Although support for LGBTQ rights is growing in America, the backlash among those who oppose it is growing at an alarming rate. After same sex marriage was made legal last summer, a flood of anti-LGBTQ bills were introduced into state legislatures, in attempts to make it legal for people to use their religion as an excuse for discrimination.
While some Christians are worried about serving LGBTQ people at their businesses or sharing bathrooms with transgender people, the LGBTQ community is worried about their safety. They worry that they or their loved ones will become the next hate crime victim, that the next candlelight vigil will be decorated with their photos, that the next shooting will happen in their own bar. It could happen to anyone, because despite the progress made in LGBTQ rights, we still are surrounded by people who claim that their freedom of religion gives them freedom to discriminate, that their hatred trumps others’ rights to live their lives in peace.
Conservatives are trying to label this as Islamist terrorism, despite doubt about the shooter’s connection to ISIS because that way they don’t have to admit that this kind of hate crime is brought on by a culture that condemns and dehumanizes a minority population. This kind of hate crime is brought on by a culture that they created. The shooter was not Christian, but he was surrounded by a culture that would not even stand up when his bigotry was only expressed in words and say this is wrong. He was surrounded by a culture full of people who, though they themselves might not take an assault rifle into a gay nightclub to shoot more than 100 people, still sit in churches that regularly condemn the LGBTQ community.
And as I read the headlines, as I see the pictures of the victims, I realize that while I grieve the lives lost in senseless violence, right now, more than anything, I am angry.
I am angry because 49 people lost their lives in a place that they considered a safe haven from the hate and bigotry.
I am angry because those who endorse anti-LGBTQ legislation are tweeting that their thoughts and prayers are with the victims and families.
I am angry because a homophobic hate crime is being used to attack Muslims.
I am angry because so many people still view and treat the LGBTQ community as second class citizens at best, and sub-human at worst.
I am angry because of the people who tell me that there are more urgent problems to be addressed or that we should agree to disagree with those who condemn homosexuality.
I am angry because of the number of times I have had to explain that the Bible doesn’t condemn homosexuality, or remind Christians that the second greatest commandment (the first being love God) is to love our neighbor as ourselves.
I am angry because of the number of times I have not said anything in the face of blatant homophobia, because I was afraid.
I am angry because someone who taught and demonstrated radical love and acceptance is used to promote hate and discrimination.
I am angry because this is 2016, and we should know better by now.
And I am not ashamed of that anger. When 49 people are murdered in a hate crime, we should be angry. That anger is the result of love and compassion for people who are the victims of injustice. But we need to use that anger in the right way. Rather than letting it fade away until the next act of violence comes, or letting it drive us to hatred and revenge, we need to use it to bring about change. When enough people see injustice and violence, when enough people get angry and say this is wrong, that is where change begins. The LGBTQ community has won many significant battles in recent years, but this shooting shows us that we still have a long way to go.
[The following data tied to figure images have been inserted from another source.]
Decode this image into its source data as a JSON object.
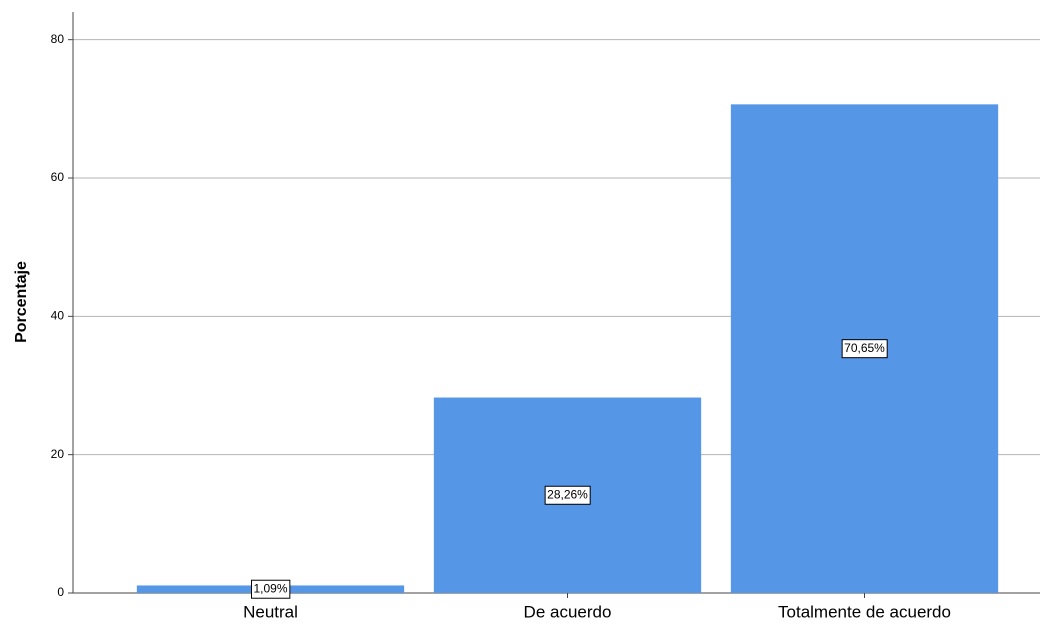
{
  "chart_data": {
    "type": "bar",
    "ylabel": "Porcentaje",
    "categories": [
      "Neutral",
      "De acuerdo",
      "Totalmente de acuerdo"
    ],
    "values": [
      1.09,
      28.26,
      70.65
    ],
    "value_labels": [
      "1,09%",
      "28,26%",
      "70,65%"
    ],
    "color": "#5596e6",
    "ylim": [
      0,
      84
    ],
    "yticks": [
      0,
      20,
      40,
      60,
      80
    ],
    "grid": true
  }
}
After the Charleston shooting, Obama said that our thoughts and prayers are not enough. There is a time for mourning. We mourn for the lives lost, we offer our prayers for the victims and families. But when the time of mourning is over, we act. We must stand up and say we will not tolerate bigotry and discrimination at a personal, corporate, state, or federal level. We must say no more.
This is not the fight of the LGBTQ community. This is the fight of every single person who believes that every human being has worth, that every human being has rights. We mourn and pray now, but when the time of mourning is over, Allies, stand with the LGBTQ community, and say no more.